The question is, what user databases need synchronization?  If the customer is using active directory authentication, each controller can query active directory itself and no synchronizations needs to takeplace with regards to the wireless LAN controller.  If the sites are truly isolated and you do not need guests to roam from one site to another, again you do not need synchronization, and each guest database can be managed on each individual controller.  If you need that synchronization, or if you want an easier guest approach that can be managed by fewer administrators in a multi-site situation, the user should consider ClearPass guest.

 

I do not know why control plane security is enabled by default..  If I were to guess, it is so that only approved devices can connect to your controller initially is the third and most important reason that I omitted.  You have the option of relaxing that during a rollout, if you  wish for many devices to connect.

 

Nothing is inherently "wrong" with your configuration.  You need to choose what makes sense for the business and your way of managing things.  We can only offer suggestions that you can accept or reject.

 

Very good thoughts Joseph...

 

The issue with the database was just because guest management in between the 2 controllers.
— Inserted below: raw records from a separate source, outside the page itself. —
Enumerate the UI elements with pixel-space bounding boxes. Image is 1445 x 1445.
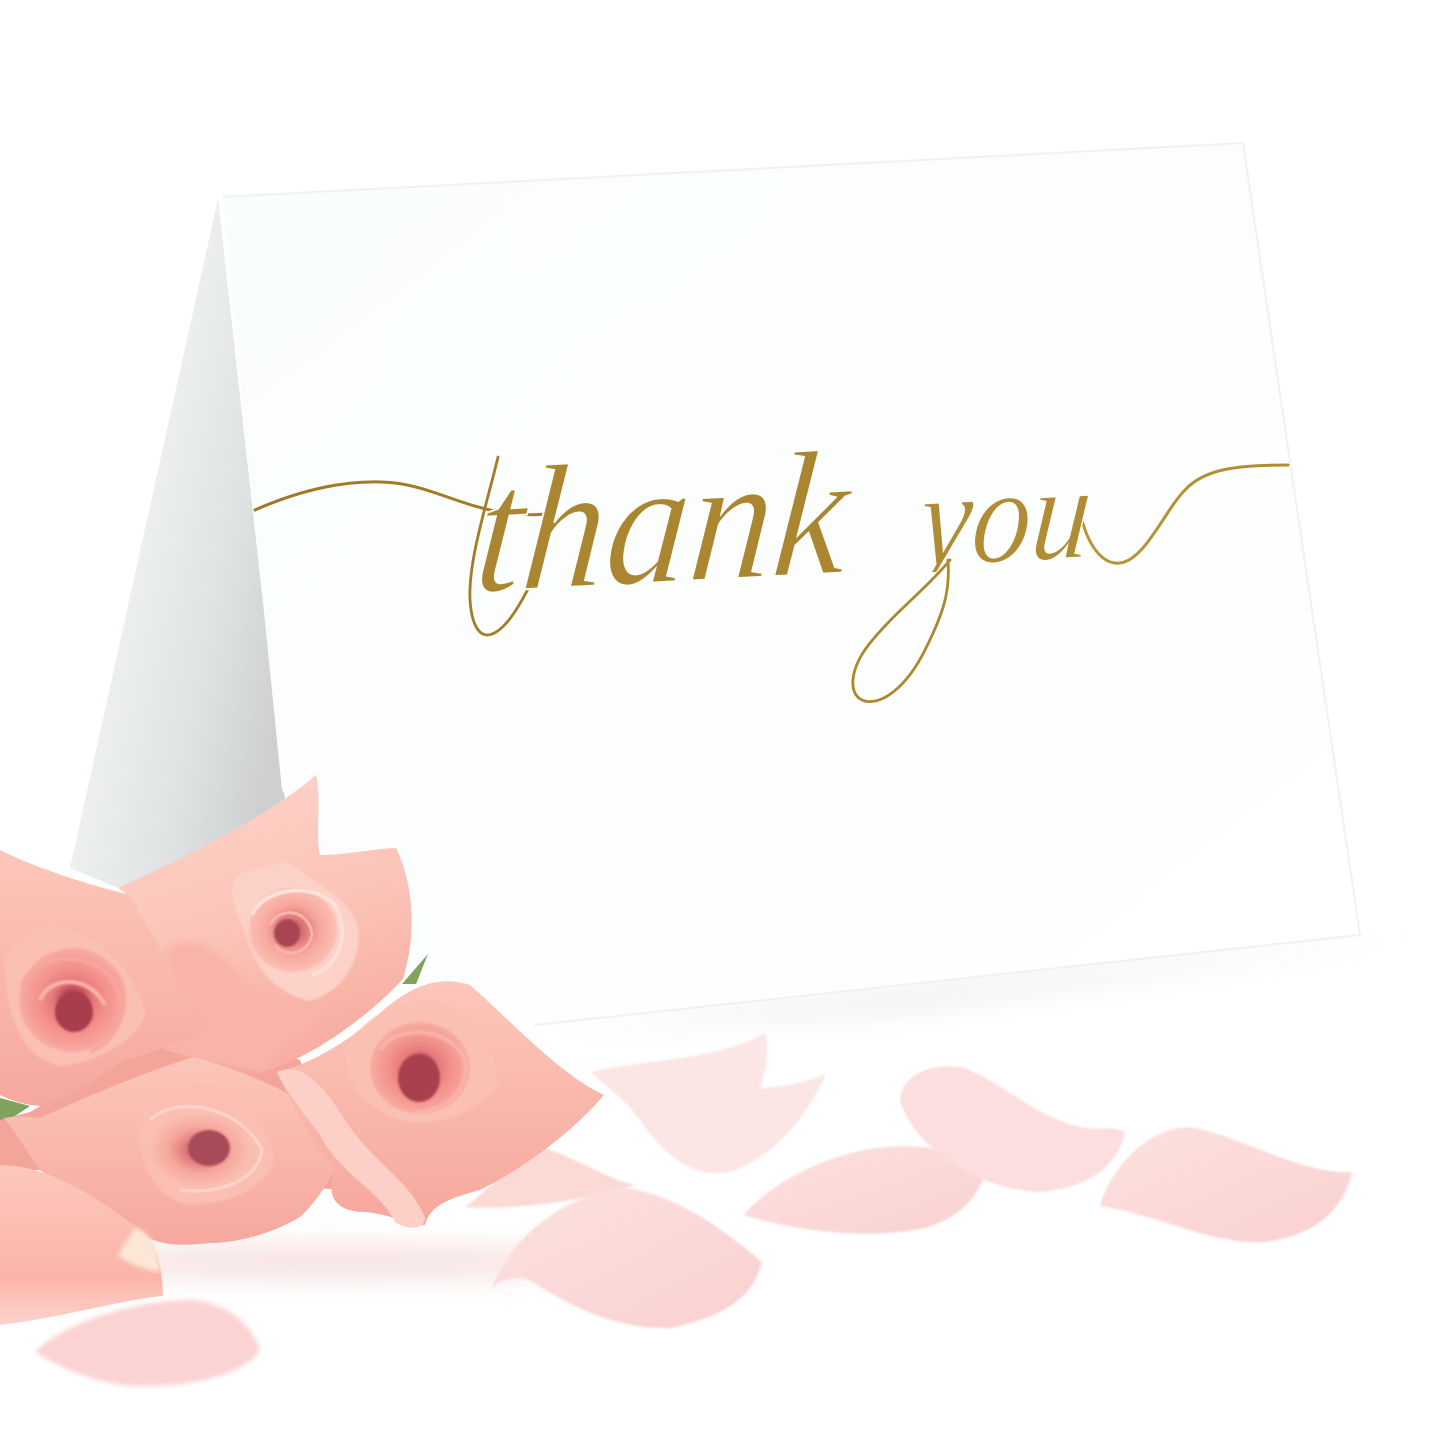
rose: far left bbox=[0, 850, 207, 1106]
petal: behind roses bbox=[465, 1148, 635, 1208]
petal cream highlight bbox=[118, 1228, 160, 1272]
leaves bbox=[0, 954, 428, 1122]
petal: far right bbox=[1100, 1127, 1352, 1242]
petal: pale back centre bbox=[590, 1033, 826, 1173]
petal: upper right bbox=[900, 1067, 1125, 1192]
greeting card bbox=[70, 143, 1360, 1025]
petal: middle bbox=[743, 1146, 992, 1234]
rose: right bbox=[277, 981, 604, 1228]
head bbox=[232, 862, 359, 1001]
rose: bottom left bbox=[4, 1057, 340, 1245]
petal: large centre bbox=[492, 1188, 762, 1328]
lower bud shade bbox=[166, 942, 330, 1070]
rose petal lower left bbox=[0, 1165, 163, 1325]
petal: bottom left bbox=[35, 1300, 260, 1386]
word: thank: thank bbox=[469, 413, 860, 631]
word: you: you bbox=[903, 437, 1098, 597]
card shadow on table bbox=[535, 938, 1395, 1032]
rose: top centre bbox=[118, 775, 412, 1072]
y descender loop bbox=[853, 560, 950, 702]
rose bouquet bbox=[0, 775, 604, 1325]
loose petals bbox=[35, 1033, 1352, 1386]
left swash bbox=[255, 482, 553, 515]
bouquet backing bbox=[0, 1030, 345, 1190]
right swash bbox=[1082, 465, 1288, 563]
t flourish bbox=[470, 457, 545, 635]
gold thank you lettering bbox=[253, 451, 1290, 703]
shadow under roses bbox=[50, 1246, 610, 1278]
card fold side panel bbox=[70, 199, 285, 905]
card front panel bbox=[222, 143, 1360, 1025]
side petal strip bbox=[277, 1069, 425, 1228]
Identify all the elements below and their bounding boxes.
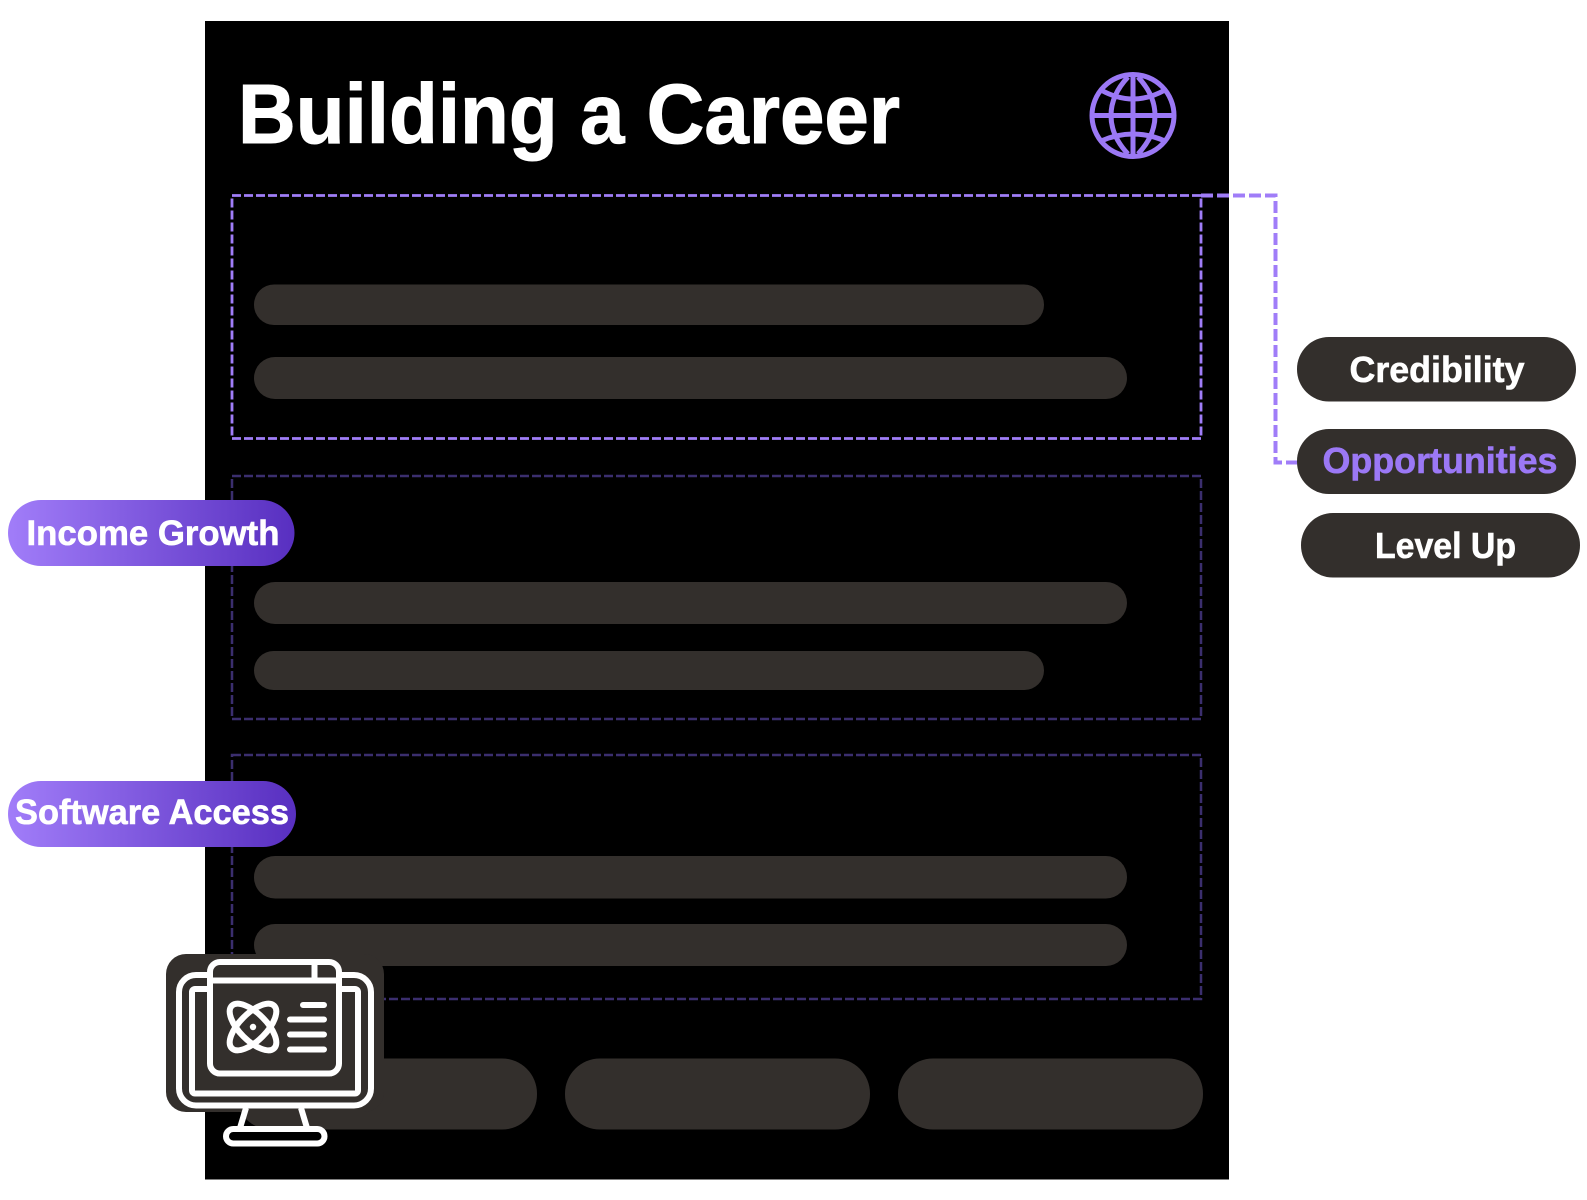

But for sure there are many ways to overcome it.

 

But your feedback called my attention to another specific subject: When we should and when we should not use the All Masters model. In a "straight" point of view, master/local would do the same. But if so, why have Aruba created the All Masters?

 

In my mind, VRRP was much, much more effective for HA then other models implemented till now...

 

Thanks again for your very valuable feedbacks.

 

Mo

 

 

All masters is for admins who do not need or want to run the same version of code between controllers.

Quite frankly VRRP and backul LMS pretty much perform the same except backup LMS has the flexibility of not needing the controllers to be on the same layer 2 vlan.